Muggles for Harry Potter
Tanaquil2 at aol.com
Tanaquil2 at aol.com
Fri Jun 16 10:46:38 EDT 2000
In a message dated 6/16/00 9:21:57 AM Eastern Daylight Time,
bkoch at rz.uni-osnabrueck.de writes:
> I just got a shock from the "Moral Majority":
> Apparently, Harry Potter books are banned from school libraries and
> in some U.S. states
this didn't surprise me
> and in New Zealand,
but this did. I don't know much about NZ but I hadn't imagined it the kind
of place with a strong 'moral majority' type group. just goes to show.
> which has caused some people to form
> a group
> called "Muggle for Harry Potter" ( http://www.mugglesforharrypotter.org )
> I read some of the causes they listed:
> - it's violent
> - it's icky-bah witchcraft
> - it's against families (because the Dursleys are so horrible)
> - muggles (= we) are portrayed as stupid losers
> I nearly couldn't believe it!

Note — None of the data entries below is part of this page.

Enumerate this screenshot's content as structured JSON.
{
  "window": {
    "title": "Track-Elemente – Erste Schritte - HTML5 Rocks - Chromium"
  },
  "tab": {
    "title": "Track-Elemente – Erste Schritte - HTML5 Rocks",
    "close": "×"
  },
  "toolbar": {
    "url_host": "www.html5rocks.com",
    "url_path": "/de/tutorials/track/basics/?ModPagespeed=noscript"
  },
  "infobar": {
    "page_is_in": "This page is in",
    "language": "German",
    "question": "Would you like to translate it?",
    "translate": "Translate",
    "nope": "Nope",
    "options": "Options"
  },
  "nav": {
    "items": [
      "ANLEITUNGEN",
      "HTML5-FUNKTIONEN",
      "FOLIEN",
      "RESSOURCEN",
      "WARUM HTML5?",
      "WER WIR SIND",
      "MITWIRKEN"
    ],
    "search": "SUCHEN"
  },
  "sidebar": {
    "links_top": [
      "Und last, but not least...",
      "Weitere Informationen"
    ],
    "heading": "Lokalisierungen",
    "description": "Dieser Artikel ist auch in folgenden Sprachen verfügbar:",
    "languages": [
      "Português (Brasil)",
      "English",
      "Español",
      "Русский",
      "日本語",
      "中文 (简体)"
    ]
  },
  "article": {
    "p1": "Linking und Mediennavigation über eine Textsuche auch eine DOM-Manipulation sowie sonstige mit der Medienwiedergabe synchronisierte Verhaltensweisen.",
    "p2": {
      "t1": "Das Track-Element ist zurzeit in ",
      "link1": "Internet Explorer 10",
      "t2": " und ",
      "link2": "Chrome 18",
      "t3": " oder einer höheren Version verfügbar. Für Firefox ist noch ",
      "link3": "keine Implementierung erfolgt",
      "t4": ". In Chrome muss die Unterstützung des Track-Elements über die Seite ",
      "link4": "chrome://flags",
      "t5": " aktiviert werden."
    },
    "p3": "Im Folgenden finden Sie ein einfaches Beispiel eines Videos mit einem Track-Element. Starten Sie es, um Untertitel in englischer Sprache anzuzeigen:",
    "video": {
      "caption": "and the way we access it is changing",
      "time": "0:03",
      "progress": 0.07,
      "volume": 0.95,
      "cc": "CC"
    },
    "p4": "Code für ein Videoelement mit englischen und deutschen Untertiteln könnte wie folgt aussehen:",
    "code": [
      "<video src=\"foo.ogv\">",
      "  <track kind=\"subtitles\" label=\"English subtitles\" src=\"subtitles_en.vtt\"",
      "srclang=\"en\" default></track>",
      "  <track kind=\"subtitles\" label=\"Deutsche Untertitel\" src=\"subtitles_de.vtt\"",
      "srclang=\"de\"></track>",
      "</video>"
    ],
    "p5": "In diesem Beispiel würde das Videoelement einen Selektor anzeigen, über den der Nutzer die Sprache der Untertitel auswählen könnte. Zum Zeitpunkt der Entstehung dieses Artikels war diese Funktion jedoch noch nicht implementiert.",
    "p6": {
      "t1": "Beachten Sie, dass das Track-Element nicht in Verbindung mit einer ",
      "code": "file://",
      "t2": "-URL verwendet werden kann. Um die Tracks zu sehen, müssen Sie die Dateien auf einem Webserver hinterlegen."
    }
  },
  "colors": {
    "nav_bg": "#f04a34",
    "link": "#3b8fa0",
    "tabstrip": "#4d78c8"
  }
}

I think banning books from schools is wrong
> if you have a problem with some of the issues, why not read the books in
> school and talk about them?
well, because when people stop and think and exchange those thoughts, not
only do they start to get ideas and think about 'what ifs', they also realize
that they are not the lone voices in the wilderness they thought they were.

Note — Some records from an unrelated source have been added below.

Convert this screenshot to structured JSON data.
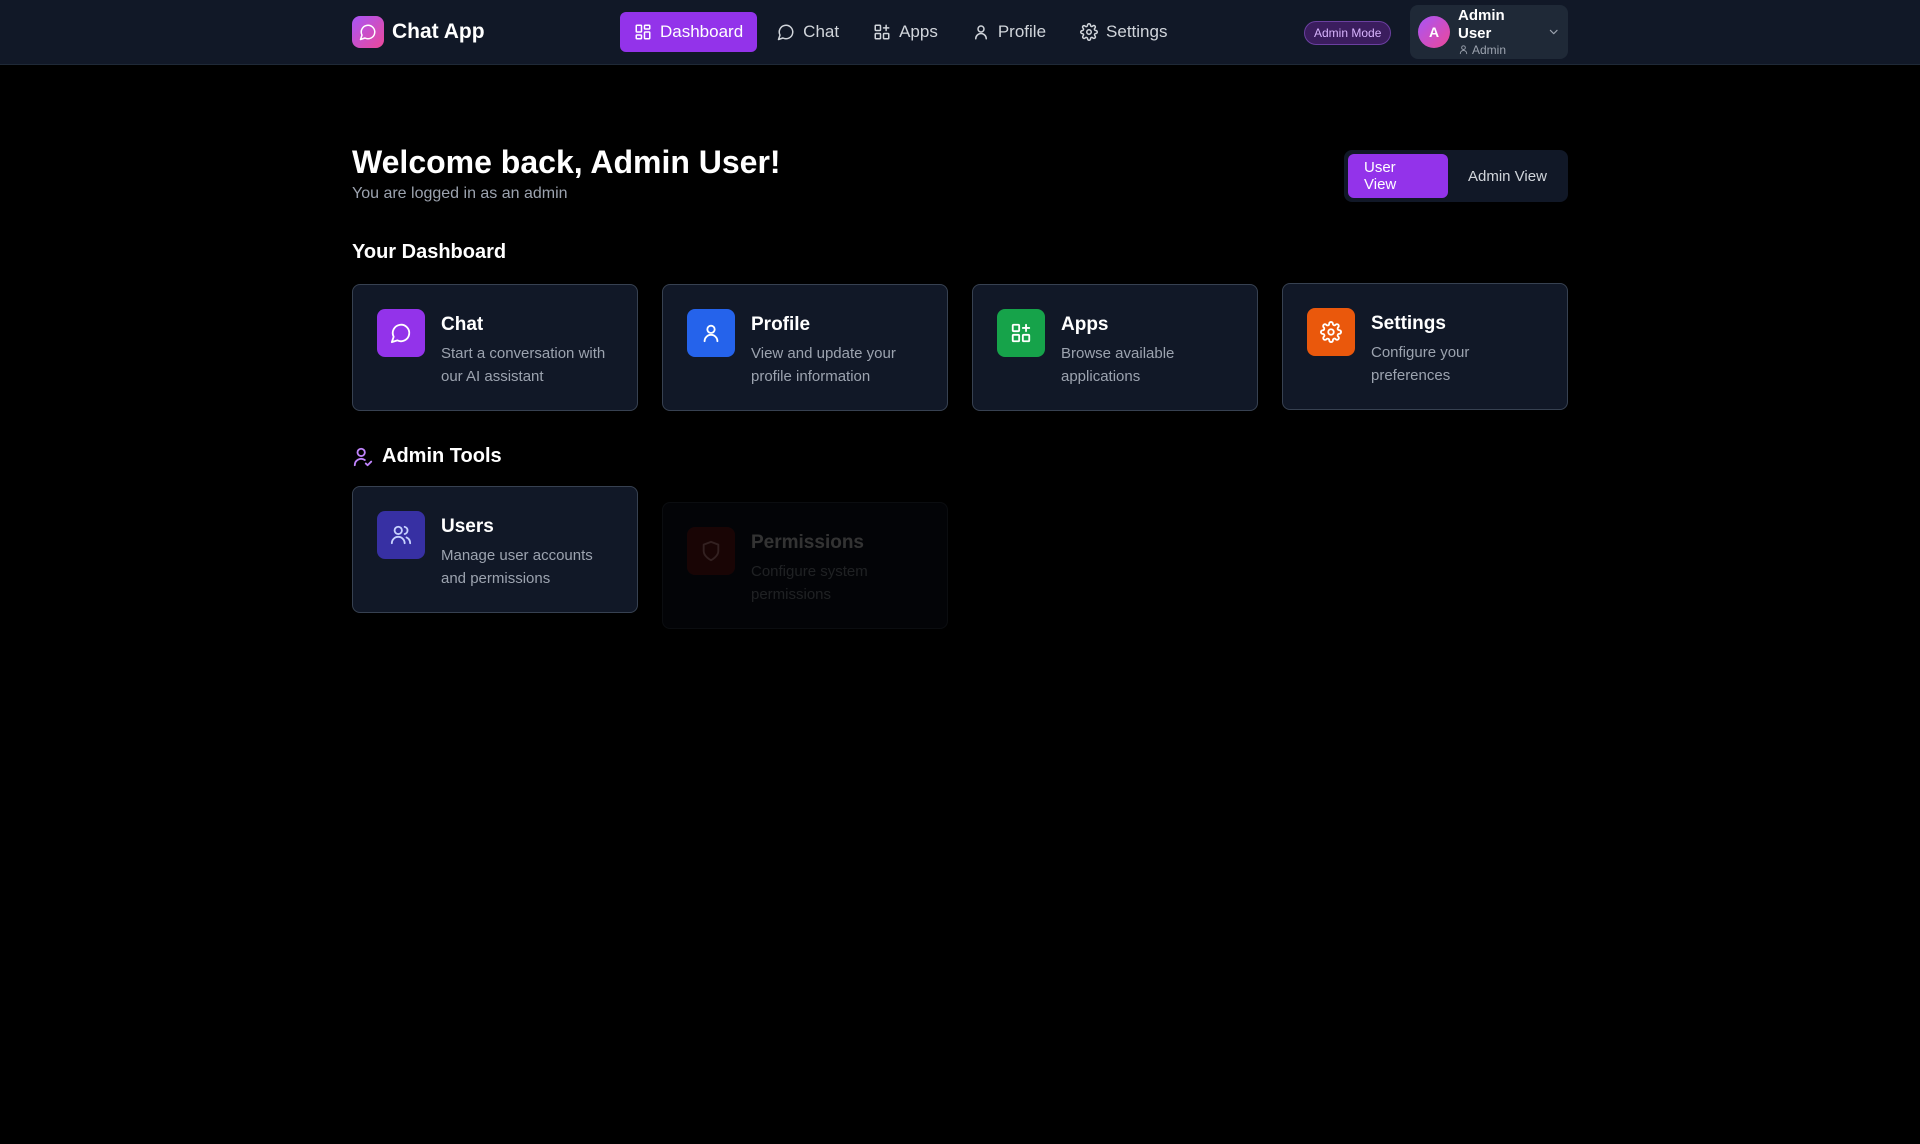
{
  "brand": {
    "name": "Chat App",
    "icon": "message-circle-icon"
  },
  "nav": {
    "items": [
      {
        "label": "Dashboard",
        "icon": "layout-dashboard-icon",
        "active": true
      },
      {
        "label": "Chat",
        "icon": "message-circle-icon",
        "active": false
      },
      {
        "label": "Apps",
        "icon": "apps-grid-icon",
        "active": false
      },
      {
        "label": "Profile",
        "icon": "user-icon",
        "active": false
      },
      {
        "label": "Settings",
        "icon": "gear-icon",
        "active": false
      }
    ]
  },
  "header": {
    "admin_badge": "Admin Mode",
    "user": {
      "initial": "A",
      "name": "Admin User",
      "role": "Admin"
    }
  },
  "welcome": {
    "title": "Welcome back, Admin User!",
    "subtitle": "You are logged in as an admin"
  },
  "view_toggle": {
    "user_view": "User View",
    "admin_view": "Admin View",
    "selected": "User View"
  },
  "dashboard": {
    "title": "Your Dashboard",
    "cards": [
      {
        "title": "Chat",
        "description": "Start a conversation with our AI assistant",
        "icon": "message-circle-icon",
        "color": "#9333ea"
      },
      {
        "title": "Profile",
        "description": "View and update your profile information",
        "icon": "user-icon",
        "color": "#2563eb"
      },
      {
        "title": "Apps",
        "description": "Browse available applications",
        "icon": "apps-grid-icon",
        "color": "#16a34a"
      },
      {
        "title": "Settings",
        "description": "Configure your preferences",
        "icon": "gear-icon",
        "color": "#ea580c"
      }
    ]
  },
  "admin_tools": {
    "title": "Admin Tools",
    "icon": "user-check-icon",
    "cards": [
      {
        "title": "Users",
        "description": "Manage user accounts and permissions",
        "icon": "users-icon",
        "color": "#3730a3",
        "enabled": true
      },
      {
        "title": "Permissions",
        "description": "Configure system permissions",
        "icon": "shield-icon",
        "color": "#7f1d1d",
        "enabled": false
      }
    ]
  }
}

And if all those 'what if' lone voices in the wilderness get together into a
group, they start egging each other on into changing those ideas into
reality. They stop thinking and start acting which leads to change which is
not good if you hold the 'top' position in society. (like in "Dark Lord of
Derkholm" nothing happens to Mr Chesney until everyone realizes together that
things don't have to stay the way they are.) I read this really interesting
(to me at least) article that talked about Noam Chomsky (? I think - sketchy
memory I'm afraid) and he said (paraphrase) that totalitarian regimes focus
on controlling the individual's actions, but seemingly 'freer' societies
focus on controlling the individual's *thoughts and opinions.* Makes you
think for a minute, eh?
> And to bring this back on topic: there's probably lots of things in dwj
> some people would have similar objections to...
definitely. try the idea that you are responsible for your own life, for a
> Oh, and another one of those half-forgotten books from childhood / puberty
> is one where people wanted to ban "Tom Sawyer" and "Huckleberry Finn"

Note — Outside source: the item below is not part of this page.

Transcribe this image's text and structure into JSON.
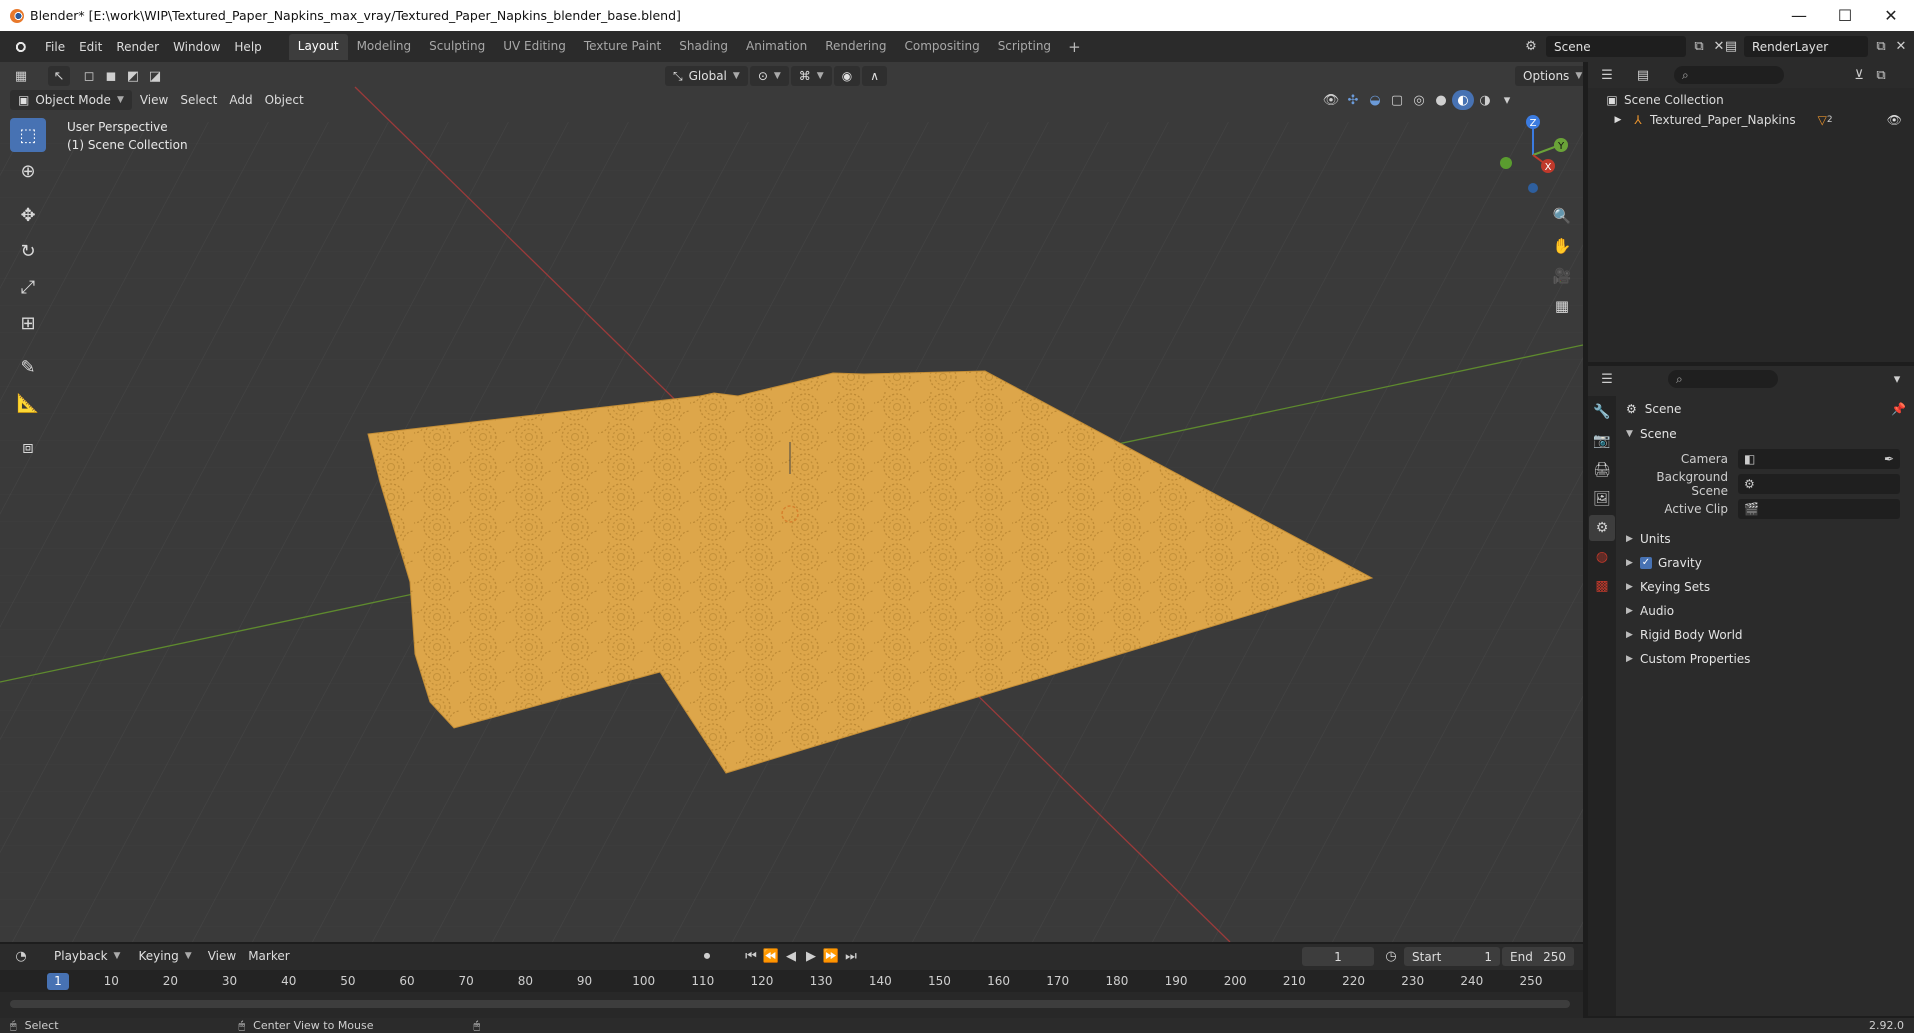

> from being read, on the grounds that women were portrayed as stupid, and
> that Tom
> on the boat just with the escaped slave is also not ok... anyone know it?
the flip side of 'free speech vs censorship" The moral majority are not the
only people who want to censor. To each side the wish to silence someone
else seems justifiable - "get rid of them, they're a threat to my security /
all I stand for / all I've worked for." No easy solution; how do you create
an environment where everyone feels safe?
> Britta, whose first English dwj arrived yesterday (Deep Secrets), yay!